Berberoğlu: 25 yılla başladı, 5 yıla düştü
Duruşmaya Ses ve Görüntü Bilişim Sistemi (SEGBİS) ile bağlanan Berberoğlu, "Moralinizi bozmayın 25 yılla başladı, 5 yıla düştü" diyerek, duruşma salonuna el salladı.
CHP'liler adliye önündeydi
İstanbul Bölge Adliye Mahkemesi 2. Ceza Dairesi’nde bugün (13 Şubat) görülen karar duruşması öncesinde CHP’liler basın açıklaması yaptı.
Kartal İstinaf Mahkemesi önünde duruşma öncesi yapılan açıklamaya CHP İstanbul İl Başkanı Canan Kaftancıoğlu, CHP Genel Başkan Yardımcıları Muharrem Erkek, Onursal Adıgüzel, Kadir Gökmen Öğüt, Gamze İlgezdi ve Barış Yarkadaş katıldı. Kaftancıoğlu ve Erkek, Enis Berberoğlu'nun dokuz aydan bu yana haksız ve hukuksuz bir şekilde tutuklu olduğunu söyledi. CHP heyeti "Adalet istiyoruz" dedi.
Berberoğlu'dan mektup
Berberoğlu’nun cezaevinden gazeteciler seslendiği mektup da okundu. Mektupta şu ifadeler yer aldı:
“Hep adalet ve özgürlüklerden söz ederiz. Ama yokluğunu en fazla cezaevinde hissederiz ya… İşte o misal, medyada örgütlenme özdenetim çabaları da buradan bakılınca çok farklı gözüküyor, daha iyi anlaşılıyor. Ne yazık ki, tıpkı Gazeteciler Cemiyeti ve sendika gibi Konsey de gerekli ve yeterli desteği bulamadı. Ve bu ağır ihmalin sonuçlarını, emekli bir gazeteci, manşet kurbanı mahkum siyasetçi sıfatıyla fazlasıyla ağır şekilde yaşıyorum. Umarım genç kuşak medya çalışanları geçmiş hatalardan ders çıkarır.”

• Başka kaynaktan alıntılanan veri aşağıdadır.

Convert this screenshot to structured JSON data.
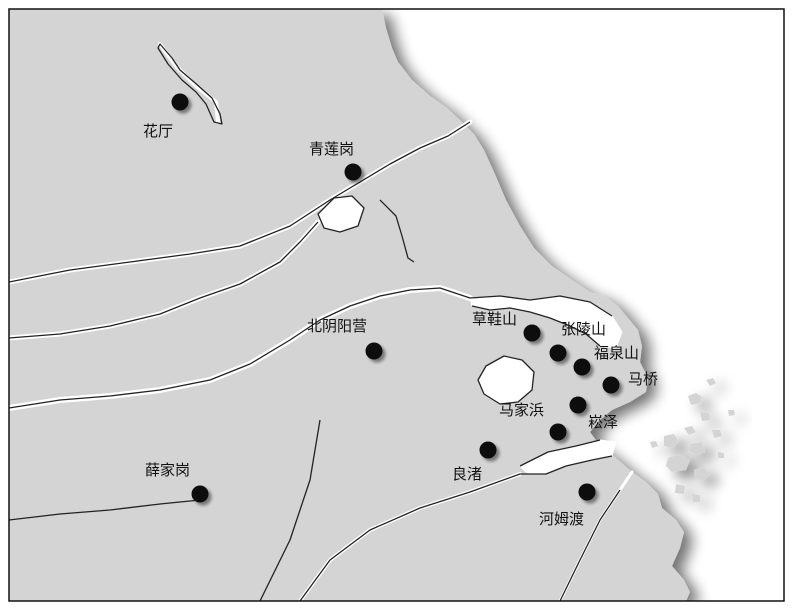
{
  "map": {
    "colors": {
      "land": "#d4d4d4",
      "sea": "#ffffff",
      "river": "#ffffff",
      "border": "#222222",
      "dot": "#0a0a0a",
      "label": "#111111"
    },
    "sites": [
      {
        "id": "huating",
        "name": "花厅"
      },
      {
        "id": "qingliangang",
        "name": "青莲岗"
      },
      {
        "id": "beiyinyangying",
        "name": "北阴阳营"
      },
      {
        "id": "xuejiagang",
        "name": "薛家岗"
      },
      {
        "id": "caoxieshan",
        "name": "草鞋山"
      },
      {
        "id": "zhanglingshan",
        "name": "张陵山"
      },
      {
        "id": "fuquanshan",
        "name": "福泉山"
      },
      {
        "id": "maqiao",
        "name": "马桥"
      },
      {
        "id": "majiabang",
        "name": "马家浜"
      },
      {
        "id": "songze",
        "name": "崧泽"
      },
      {
        "id": "liangzhu",
        "name": "良渚"
      },
      {
        "id": "hemudu",
        "name": "河姆渡"
      }
    ]
  }
}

"Dosyama tek suç ekleyemezsiniz"
Esas hakkında savunmasını yapan Berberoğlu, “33 yıllık gazeteci 3 yıllık siyasetçiyim. Bu ülkeye hizmet ettim. Dosyama tek bir suç eklerseniz ömür boyu yatmaya hazırım. Ancak ekleyemezsiniz" dedi.
320 metre uzaklık
Mahkemeye sunula HTS kayıtlar 27 Mayıs 2015’te buluştuğu iddia edilen Berberoğlu ve Dündar’ın arasındaki en yakın mesafenin 320 m olduğunu ortaya koydu. Avukat Yiğit Acar savunmasında “En yakın mesafe 320 metre iken iki kişinin buluştuğunu iddia etmek anlamsız. Beraat talep ediyoruz” dedi.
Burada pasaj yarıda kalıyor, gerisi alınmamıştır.